Estimated Time to Complete: 2 Hours
General guideline for completing the assignment:
Feel free to stack-overflow, Google, and research any questions/issues you have. You are also welcome to use any programming language. The only thing we ask is that this work is done independently by you without the help of your family/friends. If the assignment requires coding, please write necessary docs to instruct people to run your codes.
When you have completed the assignment, please name the file in accordance with this naming pattern: [YOUR FULL NAME]-Assignment for [NAME OF THE ROLE THE ASSIGNMENT IS FOR] and upload it to **this dropbox.**
Please choose ONE of the following two questions 2a or 2b to answer.
Question 2a: CPU level parallelism and GPU (2 hours)
- As a CV engineer, you should have had experience doing image manipulations using multi-threading in the CPU or using GPU kernels. We want to detect edges in a grayscale image using Sobel operator (a 3x3 kernel and valid convolutions (no padding)). The input is a WxH image with values in the range of [0, 1] and the output should be a (W-2)x(H-2) binary map where all edge pixels are marked as ones. Write a function using CPU thread-level parallelism to utilize all the available cores on the CPU to accomplish this objective.
- Write the pseudo-code in either OpenCL or CUDA or Metal for the kernel that performs the same function. Remember to specify what your threadgroup id and local thread id is. Write both the instantiation code as well as the kernel code in CUDA/OpenCL/Metal (pseudo code is okay). Assume a max thread count of 256 per thread group (or per block depending on your terminology), and thread group count (or block count) it has no limit.
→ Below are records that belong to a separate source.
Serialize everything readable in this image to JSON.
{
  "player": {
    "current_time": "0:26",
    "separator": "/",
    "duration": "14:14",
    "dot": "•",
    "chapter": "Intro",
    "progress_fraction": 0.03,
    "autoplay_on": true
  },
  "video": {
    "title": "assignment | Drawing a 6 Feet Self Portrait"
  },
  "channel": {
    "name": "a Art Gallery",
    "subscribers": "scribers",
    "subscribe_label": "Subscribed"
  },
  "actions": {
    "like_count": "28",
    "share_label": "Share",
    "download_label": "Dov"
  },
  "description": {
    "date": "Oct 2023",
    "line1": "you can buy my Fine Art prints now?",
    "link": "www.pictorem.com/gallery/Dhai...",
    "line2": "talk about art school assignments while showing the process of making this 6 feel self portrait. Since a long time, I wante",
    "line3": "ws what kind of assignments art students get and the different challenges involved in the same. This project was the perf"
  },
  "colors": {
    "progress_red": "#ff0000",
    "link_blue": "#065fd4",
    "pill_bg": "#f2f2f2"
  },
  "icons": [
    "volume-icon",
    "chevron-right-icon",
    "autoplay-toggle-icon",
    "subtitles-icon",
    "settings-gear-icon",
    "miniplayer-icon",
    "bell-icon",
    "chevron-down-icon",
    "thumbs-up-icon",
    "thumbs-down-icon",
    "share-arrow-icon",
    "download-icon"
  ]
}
- Explain what you expect as the speed up for each implementation as compared to a single thread sequential implementation. You do not need to be precise. Assume the following:
- input image is 1080p (1920x1080) and 1 channel (grayscale)
- GPU has a max 256 local cores, 8GB of local memory
- CPU has 8 cores, runs at 2GHz, 8GB of RAM
Question 2b: Knowledge Distillation (2 hours)
- We have trained a large neural network for an image classification task and now want to deploy it on our mobile app. Unfortunately, the model is too large to be run on mobile devices. We want to apply knowledge distillation to obtain a much smaller model that still achieves decent accuracy. If you're not familiar with knowledge distillation, have a look at this paper: Distilling the Knowledge in a Neural Network. We will work with the CIFAR10 dataset. Download a pretrained ResNet model (e.g for PyTorch or tensorflow) and report the accuracy and inference time of the model.
- Set up a significantly smaller model (e.g up to 10 hidden layers) with any architecture of your choice that can train quickly on your local machine. Train the small network on a combination of distillation loss on the logits of the large networks and a standard loss between the small network's output and the ground truth labels. Use a higher temperature for the softmax layer in the distillation loss. Train the smaller network for a while and report both the achieved accuracy and its inference time. (Don't worry too much about finding perfect hyperparameters for high accuracy or training for many epochs, we are more interested in seeing if you developed a good training process for this problem which could be used to find specific hyperparameters later on).